L'état-major des armées françaises a chargé le SEA de piloter le projet OTAN de défense intelligente pour la logistique carburant, l'un des 22 projets multinationaux approuvés par les Alliés au sommet de Chicago, en mai 2012.
L'idée générale du projet est de promouvoir une coopération mutuelle viable entre pays volontaires, pour permettre la mise en œuvre, sur les théâtres d'opération, de solutions multinationales pour le soutien carburant. Concrètement, il s'agit d'élaborer et d'éprouver un ensemble de meilleures pratiques et de procédures communes afin d'assurer un soutien efficace à partir des ressources fournies par différents pays.
Le soutien carburant dans la défense intelligente
« Pour l'instant, le projet rassemble un nombre limité de pays », précise le colonel Görlich. « Le but est d'abord d'alimenter la réflexion puis de permettre à l'OTAN de disposer d'un groupe de pays préidentifiés capables d'assurer en commun le soutien pétrolier d'une coalition, soit comme pays-cadre, soit comme simple pays contributeur. »
« Cette approche est innovante car cette réflexion porte sur l'ensemble du spectre du soutien pétrolier opérationnel, qu'il s'agisse des aspects techniques, administratif et financier ou de commandement et de contrôle. »
Pour le volet entraînement, le projet est copiloté par le Centre multinational de coordination logistique (MLCC), implanté à Prague (République tchèque), qui a organisé l'exercice Capable Logistician 2013. Cet exercice, qui s'est déroulé en juin dernier en Slovaquie, a permis au capitaine Soubelet d'utiliser, à titre expérimental, une approche multinationale nouvelle de la mutualisation des ressources en carburant au profit d'une coalition.
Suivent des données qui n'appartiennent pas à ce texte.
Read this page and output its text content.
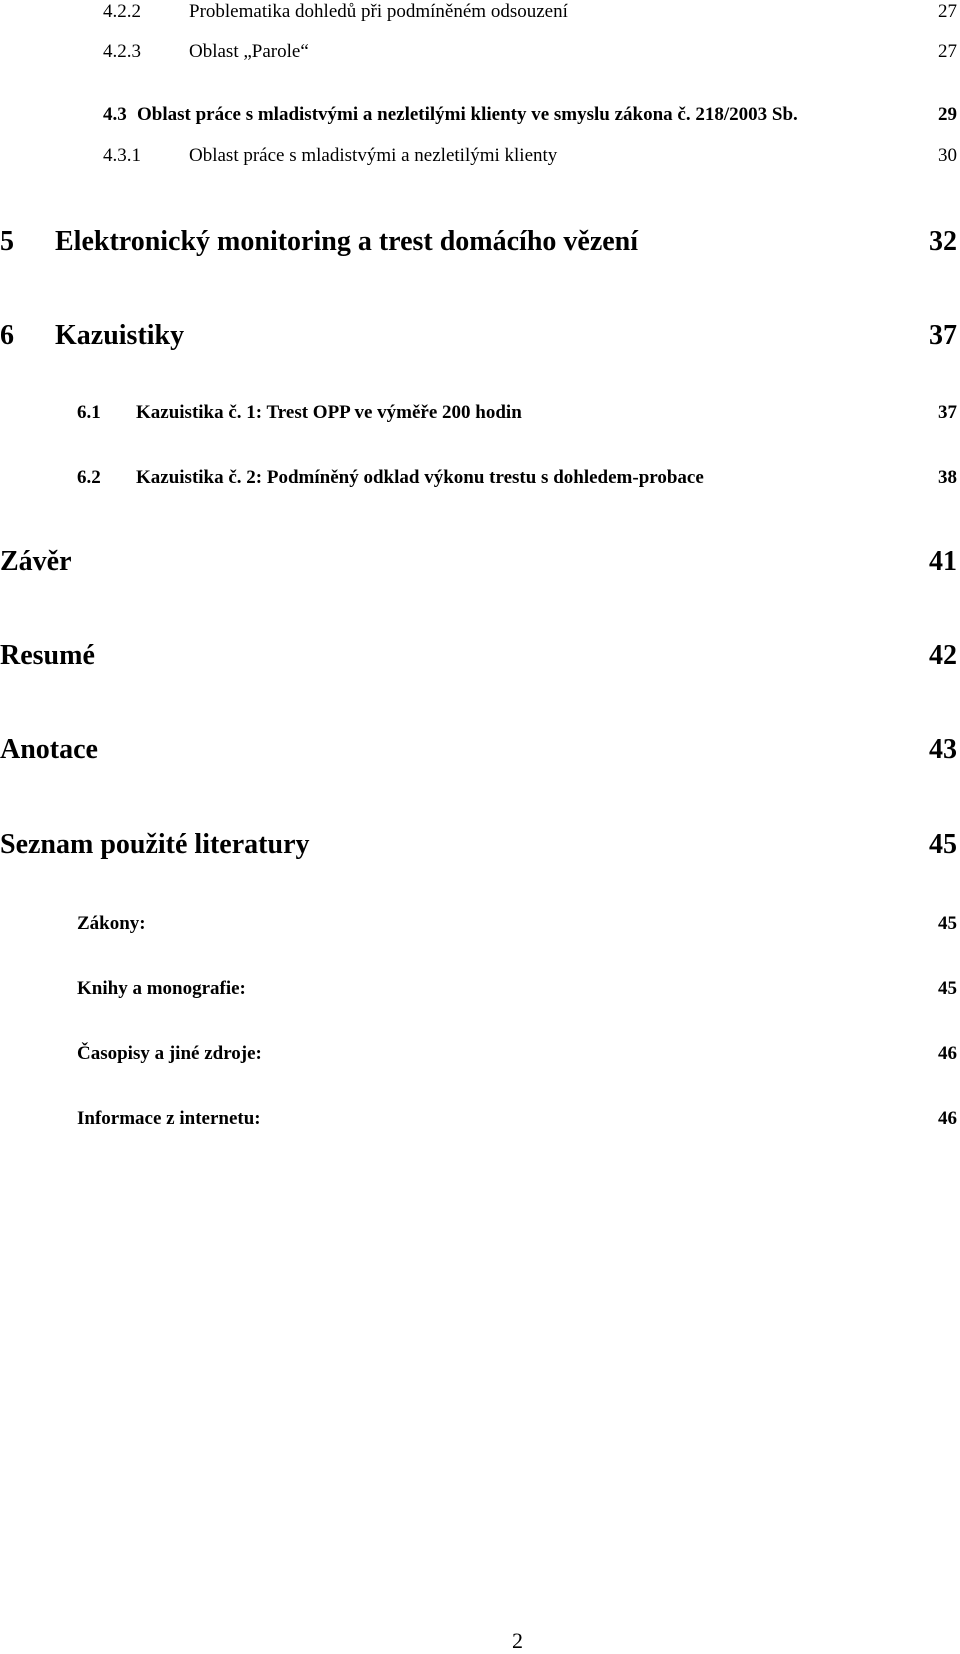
4.2.2	Problematika dohledů při podmíněném odsouzení	27
4.2.3	Oblast „Parole“	27
4.3 Oblast práce s mladistvými a nezletilými klienty ve smyslu zákona č. 218/2003 Sb.	29
4.3.1	Oblast práce s mladistvými a nezletilými klienty	30
5 Elektronický monitoring a trest domácího vězení	32
6 Kazuistiky	37
6.1 Kazuistika č. 1: Trest OPP ve výměře 200 hodin	37
6.2 Kazuistika č. 2: Podmíněný odklad výkonu trestu s dohledem-probace	38
Závěr	41
Resumé	42
Anotace	43
Seznam použité literatury	45
Zákony:	45
Knihy a monografie:	45
Časopisy a jiné zdroje:	46
Informace z internetu:	46
2
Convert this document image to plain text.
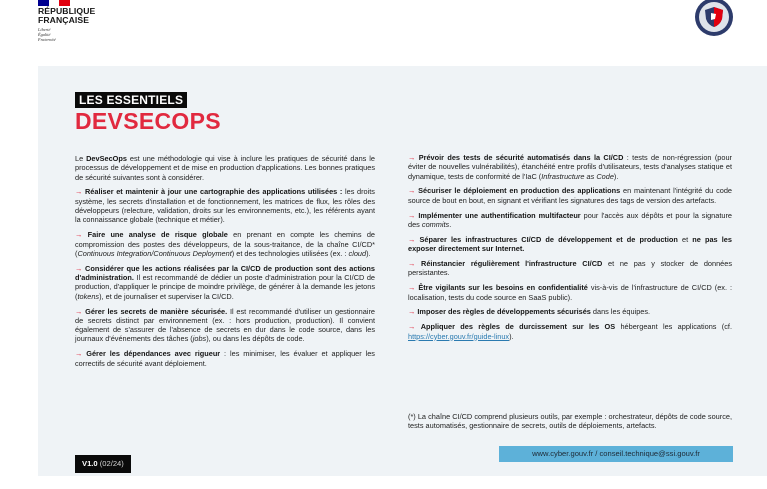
RÉPUBLIQUE
FRANÇAISE
Liberté
Égalité
Fraternité
LES ESSENTIELS
DEVSECOPS

Le DevSecOps est une méthodologie qui vise à inclure les pratiques de sécurité dans le processus de développement et de mise en production d'applications. Les bonnes pratiques de sécurité suivantes sont à considérer.

→ Réaliser et maintenir à jour une cartographie des applications utilisées : les droits système, les secrets d'installation et de fonctionnement, les matrices de flux, les rôles des développeurs (relecture, validation, droits sur les environnements, etc.), les référents ayant la connaissance globale (technique et métier).

→ Faire une analyse de risque globale en prenant en compte les chemins de compromission des postes des développeurs, de la sous-traitance, de la chaîne CI/CD* (Continuous Integration/Continuous Deployment) et des technologies utilisées (ex. : cloud).

→ Considérer que les actions réalisées par la CI/CD de production sont des actions d'administration. Il est recommandé de dédier un poste d'administration pour la CI/CD de production, d'appliquer le principe de moindre privilège, de générer à la demande les jetons (tokens), et de journaliser et superviser la CI/CD.

→ Gérer les secrets de manière sécurisée. Il est recommandé d'utiliser un gestionnaire de secrets distinct par environnement (ex. : hors production, production). Il convient également de s'assurer de l'absence de secrets en dur dans le code source, dans les journaux d'événements des tâches (jobs), ou dans les dépôts de code.

→ Gérer les dépendances avec rigueur : les minimiser, les évaluer et appliquer les correctifs de sécurité avant déploiement.

→ Prévoir des tests de sécurité automatisés dans la CI/CD : tests de non-régression (pour éviter de nouvelles vulnérabilités), étanchéité entre profils d'utilisateurs, tests d'analyses statique et dynamique, tests de conformité de l'IaC (Infrastructure as Code).

→ Sécuriser le déploiement en production des applications en maintenant l'intégrité du code source de bout en bout, en signant et vérifiant les signatures des tags de version des artefacts.

→ Implémenter une authentification multifacteur pour l'accès aux dépôts et pour la signature des commits.

→ Séparer les infrastructures CI/CD de développement et de production et ne pas les exposer directement sur Internet.

→ Réinstancier régulièrement l'infrastructure CI/CD et ne pas y stocker de données persistantes.

→ Être vigilants sur les besoins en confidentialité vis-à-vis de l'infrastructure de CI/CD (ex. : localisation, tests du code source en SaaS public).

→ Imposer des règles de développements sécurisés dans les équipes.

→ Appliquer des règles de durcissement sur les OS hébergeant les applications (cf. https://cyber.gouv.fr/guide-linux).

(*) La chaîne CI/CD comprend plusieurs outils, par exemple : orchestrateur, dépôts de code source, tests automatisés, gestionnaire de secrets, outils de déploiements, artefacts.
V1.0 (02/24)
www.cyber.gouv.fr / conseil.technique@ssi.gouv.fr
« Grâce à la mise en commun des moyens, les pays doivent supporter une charge moindre que s'ils assumaient seuls la responsabilité du soutien carburant. C'est l'esprit même de la défense intelligente », déclare le capitaine Soubelet. « L'exercice nous a également permis d'expérimenter des procédures communes et de définir une répartition claire des responsabilités entre chacun des pays. »
L'officier se dit convaincu que ce projet de défense intelligente permettra à l'Alliance de réduire son empreinte logistique, d'être plus efficace et de réduire les coûts liés au soutien carburant des coalitions.